Come il piccolo Amer,
11 anni di Deir Ezzor, rimasto ustionato dopo un bombardamento,
impossibilitato a camminare e oggi sulla via della guarigione grazie
anche ai sacrifici della madre che per restare con lui a Damasco si
alza all’alba per vendere pagnotte di pane in strada. Non mancano i
ringraziamenti che a volte assumono le sembianze di piccoli dolci o
di profumi. “Il
loro grazie – dichiara
George
– è anche per tutti quei donatori, piccoli e grandi, che da ogni
parte del mondo contribuiscono al progetto. Senza di loro non
potremmo fare molto”.
Tra
disperazione speranza. Lo
sanno bene suor
Carol Tahhan,
salesiana, e suor
Fekria Mahfouz,
vincenziana, che dirigono rispettivamente l’ospedale
italiano
(55 posti letto) e quello
francese
della capitale siriana.

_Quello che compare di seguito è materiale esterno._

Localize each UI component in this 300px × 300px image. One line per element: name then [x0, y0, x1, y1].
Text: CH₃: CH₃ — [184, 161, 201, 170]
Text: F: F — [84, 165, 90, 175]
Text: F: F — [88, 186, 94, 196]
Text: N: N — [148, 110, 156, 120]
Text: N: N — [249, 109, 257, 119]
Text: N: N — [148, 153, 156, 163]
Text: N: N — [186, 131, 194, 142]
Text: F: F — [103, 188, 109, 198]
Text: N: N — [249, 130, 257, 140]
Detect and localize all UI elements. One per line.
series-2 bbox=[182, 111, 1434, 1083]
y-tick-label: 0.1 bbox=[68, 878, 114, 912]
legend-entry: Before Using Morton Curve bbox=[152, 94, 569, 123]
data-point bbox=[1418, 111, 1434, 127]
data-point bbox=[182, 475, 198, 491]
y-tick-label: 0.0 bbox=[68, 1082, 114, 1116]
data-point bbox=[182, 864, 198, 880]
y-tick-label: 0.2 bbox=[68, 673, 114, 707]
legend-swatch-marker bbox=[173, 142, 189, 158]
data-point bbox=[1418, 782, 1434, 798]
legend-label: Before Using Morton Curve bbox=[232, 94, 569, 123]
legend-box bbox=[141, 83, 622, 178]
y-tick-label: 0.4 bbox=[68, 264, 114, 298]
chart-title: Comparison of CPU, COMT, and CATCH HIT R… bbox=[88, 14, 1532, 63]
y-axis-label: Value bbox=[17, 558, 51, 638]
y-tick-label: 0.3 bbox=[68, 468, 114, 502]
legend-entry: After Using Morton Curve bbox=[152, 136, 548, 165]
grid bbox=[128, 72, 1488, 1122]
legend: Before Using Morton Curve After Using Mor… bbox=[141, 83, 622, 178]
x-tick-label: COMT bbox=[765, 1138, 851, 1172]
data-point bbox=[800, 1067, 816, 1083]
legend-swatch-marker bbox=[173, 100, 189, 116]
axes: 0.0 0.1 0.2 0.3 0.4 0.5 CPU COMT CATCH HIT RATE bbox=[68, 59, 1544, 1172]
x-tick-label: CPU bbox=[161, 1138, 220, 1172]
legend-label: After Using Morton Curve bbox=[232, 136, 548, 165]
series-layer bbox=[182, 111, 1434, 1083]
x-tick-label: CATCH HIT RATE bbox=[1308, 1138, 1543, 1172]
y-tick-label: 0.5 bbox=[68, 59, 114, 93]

Quest’ultimo con i suoi 101 posti letto è
il più grande dei tre nosocomi del progetto che ha da pochi giorni
avviato la sua seconda fase che pone tra i suoi obiettivi anche un
software gestionale per mettere in rete i tre ospedali e la
formazione tecnica con corsi di aggiornamento e training per il
personale sanitario. “Con
il progetto del card. Zenari abbiamo aumentato le prestazioni
mediche”
afferma suor Fekria mentre
scruta il display con le immagini delle 36 telecamere a circuito
chiuso messe a protezione del nosocomio colpito da 40 colpi di
mortaio (ben 4 volte nel gennaio 2018) durante gli ultimi anni. Nel
suo pc mostra anche le foto dei feriti e dei morti portati in
ospedale dopo un attacco, le fasi concitate nel pronto soccorso, le
cure, le operazioni di urgenza, “la disperazione per una vita persa
e la gioia per una salvata”.
“Oggi
– racconta
– la situazione è molto cambiata. Non si combatte più se non
nella zona di Idlib, ma c’è un’altra guerra che stiamo
fronteggiando e si chiama povertà. Nel Paese il salario minimo
mensile si aggira sui 50 dollari, circa 18 mila lire siriane
(government salary). Una miseria”.
Anche
la religiosa punta l’indice contro le sanzioni Usa e Ue che
di fatto, afferma, “hanno conseguenze pesanti sulla popolazione.
Elettricità, gas e benzina sono razionati. Problemi anche a livello
sanitario dove il divieto di transazioni con banche internazionali
impedisce a molte aziende farmaceutiche estere di commerciare con la
Siria provocando mancanza di medicinali e difficoltà nel reperire
forniture e macchinari sanitari. Nonostante tutto andiamo avanti, il
nostro carisma è quello di accogliere i poveri. La popolazione si
fida di noi, ha rispetto della nostra missione. Cerchiamo di
stare al loro fianco curando e dando conforto e ascolto”.
“Curare
la persona significa anche curare la sua famiglia – conferma
suor Carol, direttrice dell’Ospedale italiano.
“La
sofferenza accomuna tutti senza distinzione. Può diventare la malta
per cementare la ricostruzione del nostro Paese”.
“Le
prime medicine che somministriamo sono la fraternità e
l’accoglienza. Tutti vengono trattati con la dignità che meritano,
sono malati bisognosi di cure”
ribadisce il primario del nosocomio italiano, Joseph Fares,
specialista in chirurgia generale e laparoscopica, mentre compie il
suo giro tra le camere e i laboratori molti dotati di nuovi
macchinari donati dalla Cei grazie ai fondi dell’8×1000. “La
guerra lascia segni e ferite difficilmente rimarginabili. La
medicina più efficace è l’umanità. Trattare
le persone con umanità rispettando la loro dignità. Il bene è
contagioso, si trasmette e ricostruisce corpo e anima. Nei nostri
ospedali cattolici combattiamo la povertà e la guerra a colpi di
bisturi, medicine e tanto amore”. Se vinceremo questa guerra?
“Stiamo già vincendo. Ogni volta che un malato viene curato nel
corpo e nello spirito per noi è una vittoria”.